ROANOKE TIMES 
                      Copyright (c) 1997, Roanoke Times

DATE: Monday, March 24, 1997                 TAG: 9703240051
SECTION: NATIONAL/INTERNATIONAL   PAGE: A-4  EDITION: METRO 
SOURCE: ASSOCIATED PRESS
WASHINGTON


NATIONAL WEATHER SERVICE SCALES BACK IT SAYS PUBLIC SAFETY WON'T BE HARMED

The agency will close its regional headquarters in Texas and reduce staff in Florida and Oklahoma.

The National Weather Service said Friday it is carrying out plans to close its Southern regional headquarters in Texas and pare back staff at its hurricane center in Florida and a tornado-tracking center in Oklahoma.

The controversial moves had been repeatedly stalled by objections from members of Congress, Florida Gov. Lawton Chiles and emergency management officials who contended that public safety would be jeopardized.

``They are compromising the safety of the people along our coastal areas [by] reducing the staff at the Hurricane Center,'' said Billy Wagner, director of emergency management for the Florida Keys.

Agency leaders said a $27.5 million budget shortfall was forcing them to scale back operations. They denied public safety would be harmed.

The Southern regional headquarters in Fort Worth, Texas, will be closed and its duties split between regional offices in Bohemia, N.Y., and Kansas City, Mo. The Fort Worth office, with a staff of 60, now oversees operations in 10 states from New Mexico east to Florida.

The weather service said it will reduce the staff at its National Hurricane Center in Miami, and the tornado-tracking Severe Storms Prediction Center in Norman, Okla., by a handful of jobs each. Overnight staffing at both centers will be cut back to one person, except in cases of bad weather. Both centers also will be issuing fewer advisories.

The consolidation has sparked spirited debate within the top ranks of the weather service. One senior manager, National Center for Environmental Predictions chief Ron McPherson, had threatened to resign if the cutbacks went through.

McPherson could not be reached for comment Friday.

``We feel that we are implementing these cuts in a responsible fashion and doing it in a way that is not going to jeopardize the services essential to public safety,'' Terry Garcia, the acting assistant secretary for the National Oceanic and Atmospheric Administration, said at a news conference Friday.

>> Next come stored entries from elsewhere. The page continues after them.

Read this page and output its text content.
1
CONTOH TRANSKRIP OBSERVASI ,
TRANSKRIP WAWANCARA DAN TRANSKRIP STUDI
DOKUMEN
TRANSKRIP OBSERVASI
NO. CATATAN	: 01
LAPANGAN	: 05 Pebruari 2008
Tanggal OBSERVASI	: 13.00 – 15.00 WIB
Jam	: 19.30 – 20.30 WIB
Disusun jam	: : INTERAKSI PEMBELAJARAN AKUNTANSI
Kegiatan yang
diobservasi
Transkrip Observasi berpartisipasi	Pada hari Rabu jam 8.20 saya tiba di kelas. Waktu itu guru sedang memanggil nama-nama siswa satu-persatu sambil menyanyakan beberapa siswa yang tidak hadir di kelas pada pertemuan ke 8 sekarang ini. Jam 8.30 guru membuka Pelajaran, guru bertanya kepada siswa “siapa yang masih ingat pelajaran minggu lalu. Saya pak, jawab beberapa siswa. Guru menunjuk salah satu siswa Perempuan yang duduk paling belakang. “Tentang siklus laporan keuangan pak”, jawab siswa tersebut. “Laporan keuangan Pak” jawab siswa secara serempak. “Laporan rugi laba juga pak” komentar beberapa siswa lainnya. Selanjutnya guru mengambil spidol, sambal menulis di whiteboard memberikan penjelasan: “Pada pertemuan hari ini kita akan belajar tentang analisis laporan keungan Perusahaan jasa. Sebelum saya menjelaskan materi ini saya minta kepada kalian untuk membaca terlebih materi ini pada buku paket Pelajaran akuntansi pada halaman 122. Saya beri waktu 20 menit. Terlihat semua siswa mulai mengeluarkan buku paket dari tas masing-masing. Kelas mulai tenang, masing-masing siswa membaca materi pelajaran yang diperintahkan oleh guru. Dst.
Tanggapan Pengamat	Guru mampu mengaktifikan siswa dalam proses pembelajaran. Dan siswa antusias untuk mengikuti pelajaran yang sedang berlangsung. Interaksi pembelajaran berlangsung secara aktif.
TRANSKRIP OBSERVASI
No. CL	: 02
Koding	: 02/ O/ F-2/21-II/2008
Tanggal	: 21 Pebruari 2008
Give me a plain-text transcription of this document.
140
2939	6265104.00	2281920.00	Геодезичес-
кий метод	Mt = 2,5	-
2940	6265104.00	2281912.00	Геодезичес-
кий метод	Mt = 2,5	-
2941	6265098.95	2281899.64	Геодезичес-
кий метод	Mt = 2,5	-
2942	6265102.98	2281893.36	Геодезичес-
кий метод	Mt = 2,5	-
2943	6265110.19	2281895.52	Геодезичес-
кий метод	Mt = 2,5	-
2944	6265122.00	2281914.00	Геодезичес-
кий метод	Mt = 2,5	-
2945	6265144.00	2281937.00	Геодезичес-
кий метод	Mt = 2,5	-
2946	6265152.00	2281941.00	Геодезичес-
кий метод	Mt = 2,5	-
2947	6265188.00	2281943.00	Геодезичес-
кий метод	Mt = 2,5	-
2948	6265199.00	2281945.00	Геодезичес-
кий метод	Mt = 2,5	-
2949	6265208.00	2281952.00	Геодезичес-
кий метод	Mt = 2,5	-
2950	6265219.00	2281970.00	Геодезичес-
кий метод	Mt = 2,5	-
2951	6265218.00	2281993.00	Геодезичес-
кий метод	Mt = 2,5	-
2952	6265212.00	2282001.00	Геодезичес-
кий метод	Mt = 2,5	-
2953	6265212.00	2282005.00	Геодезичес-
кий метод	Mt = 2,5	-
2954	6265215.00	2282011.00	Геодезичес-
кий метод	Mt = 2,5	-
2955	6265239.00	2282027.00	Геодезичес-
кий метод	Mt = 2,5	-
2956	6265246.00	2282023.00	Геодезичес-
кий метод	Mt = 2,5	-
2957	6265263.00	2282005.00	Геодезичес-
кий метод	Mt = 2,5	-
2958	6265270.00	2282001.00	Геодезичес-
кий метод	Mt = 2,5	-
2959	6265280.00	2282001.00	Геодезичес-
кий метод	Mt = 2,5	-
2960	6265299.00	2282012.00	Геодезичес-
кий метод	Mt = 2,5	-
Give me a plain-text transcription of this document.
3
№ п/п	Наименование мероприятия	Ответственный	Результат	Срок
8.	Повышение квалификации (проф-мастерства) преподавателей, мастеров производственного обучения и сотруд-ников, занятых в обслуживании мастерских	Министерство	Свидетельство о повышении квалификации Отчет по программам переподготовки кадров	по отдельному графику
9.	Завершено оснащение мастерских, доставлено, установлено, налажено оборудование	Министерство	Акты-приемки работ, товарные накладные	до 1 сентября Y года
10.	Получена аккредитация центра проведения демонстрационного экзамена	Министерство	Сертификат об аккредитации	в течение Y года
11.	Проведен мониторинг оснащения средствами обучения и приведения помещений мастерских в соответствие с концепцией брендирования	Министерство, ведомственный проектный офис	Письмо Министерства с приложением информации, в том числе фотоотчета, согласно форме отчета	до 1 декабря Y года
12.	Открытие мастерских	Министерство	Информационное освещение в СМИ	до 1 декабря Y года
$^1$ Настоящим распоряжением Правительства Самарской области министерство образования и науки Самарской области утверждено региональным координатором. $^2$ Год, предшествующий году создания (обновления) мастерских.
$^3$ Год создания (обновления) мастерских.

NOAA is the weather service's parent agency.

The agency's Southern Region covers the nation's most active weather zone and includes some 1,000 field personnel in New Mexico, Texas, Oklahoma, Arkansas, Louisiana, Tennessee, Mississippi, Alabama, Georgia, Florida, the Virgin Islands and Puerto Rico.

National Weather Service Director Elbert Friday Jr. said none of the forecasting work is done by regional staffers.

But Southern Region deputy director Bill Proenza said regional officials work closely with field offices, shifting manpower and resources around when severe weather hits.

``I can't begin to tell you how much I feel this action is unjustified,'' Proenza said of the Fort Worth closure.

``It's a sad day,'' said Troy Kimmel, chief meteorologist at KTBC in Austin. ``The National Weather Service, in my opinion, is being dismantled slowly.''

The restructuring was announced in an early-morning memo Friday to all 5,000 NWS employees.

In this year's defense appropriations bill, Congress approved language mandating that personnel reductions be made at NWS headquarters in the Washington area. An unreleased inspector general's report in 1995 concluded that 449 jobs could be pared from the agency's headquarters.